遂に、4代目となる合鴨パトロール隊が誕生。

  一ヶ月程前から急に小屋にこもりっきりになったくろまる。小屋の中に入ってみると、くろまるは口ばしで藁を寄せ集めていた。そして、近寄ると荒い鼻息と、今にも飛び掛ってきそうな目つきで僕を睨みつけ、威嚇した。とても穏やかではない表情に驚いてしまったけれど、僕は卵を産んだこと、そして親になりつつあることが分かって嬉しかった。

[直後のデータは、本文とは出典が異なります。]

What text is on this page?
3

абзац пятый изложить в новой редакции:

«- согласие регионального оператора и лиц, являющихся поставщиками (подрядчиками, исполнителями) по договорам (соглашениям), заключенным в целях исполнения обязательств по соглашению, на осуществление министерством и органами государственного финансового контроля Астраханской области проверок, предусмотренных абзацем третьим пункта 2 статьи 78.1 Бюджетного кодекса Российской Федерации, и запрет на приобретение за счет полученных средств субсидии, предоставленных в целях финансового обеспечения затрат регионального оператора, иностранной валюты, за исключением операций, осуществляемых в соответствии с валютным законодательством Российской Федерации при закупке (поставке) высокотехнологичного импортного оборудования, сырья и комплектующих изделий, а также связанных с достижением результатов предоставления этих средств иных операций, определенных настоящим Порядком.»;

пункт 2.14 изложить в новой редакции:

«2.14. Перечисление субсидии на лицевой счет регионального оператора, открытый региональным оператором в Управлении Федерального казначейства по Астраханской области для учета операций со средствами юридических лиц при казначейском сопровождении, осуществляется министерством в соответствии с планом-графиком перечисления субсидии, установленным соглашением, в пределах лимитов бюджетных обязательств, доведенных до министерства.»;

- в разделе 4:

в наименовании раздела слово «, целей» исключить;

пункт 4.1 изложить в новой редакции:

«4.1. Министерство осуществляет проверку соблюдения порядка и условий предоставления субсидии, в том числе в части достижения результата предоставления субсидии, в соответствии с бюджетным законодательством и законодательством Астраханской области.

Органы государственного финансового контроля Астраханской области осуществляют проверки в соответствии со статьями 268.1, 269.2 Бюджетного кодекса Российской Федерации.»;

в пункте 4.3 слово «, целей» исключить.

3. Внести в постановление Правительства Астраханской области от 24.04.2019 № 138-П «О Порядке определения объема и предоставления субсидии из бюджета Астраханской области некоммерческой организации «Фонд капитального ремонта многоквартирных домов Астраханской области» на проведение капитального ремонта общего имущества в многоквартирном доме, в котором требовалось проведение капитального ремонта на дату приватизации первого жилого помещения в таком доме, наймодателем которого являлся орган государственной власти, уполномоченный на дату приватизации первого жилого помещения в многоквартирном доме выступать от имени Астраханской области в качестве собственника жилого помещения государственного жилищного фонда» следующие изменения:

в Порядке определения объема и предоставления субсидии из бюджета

 昨年の経験から、卵を産んだ合鴨はその日から急に親らしくなり、しっかり卵を孵化させるということが分かっていた。だから今年は邪魔しないよう少し遠くで見守っていた。ある日小屋の中に入って驚いた。くろまるはもの凄い量の藁を体のまわりに集めていた。前に見た時よりも明らかに多く、くろまるが藁の山の上にのっかっているようだった。産まれてくる子を想う気持ちは分かるけれど、僕は「集め過ぎではないだろうか?」「産まれてきた時にちゃんと息が出来るだろうか?」と心配になった。しかし、そんな心配はしなくて良かった。

そして、雛は誕生した。



 雛は藁の山の後ろから姿を見せた。よく見ると藁とくろまるの体の間からも黄色い毛が見える。そして、元気にピーピー鳴き出して、くろまるの体の上を歩いたり、またくろまるの体の下に潜ったりして、産まれたてとは思えないほど動き回っていた。大きな藁の山はこども部屋としてくろまるがこしらえたに違いない。いまだ近寄ると荒い鼻息で威嚇するくろまるの表情も、誇らしげな表情に見えてきた。



 間も無く田植えの準備が整う。そして、田植えが終わると、四代目合鴨パトロール隊のデビュー戦となる。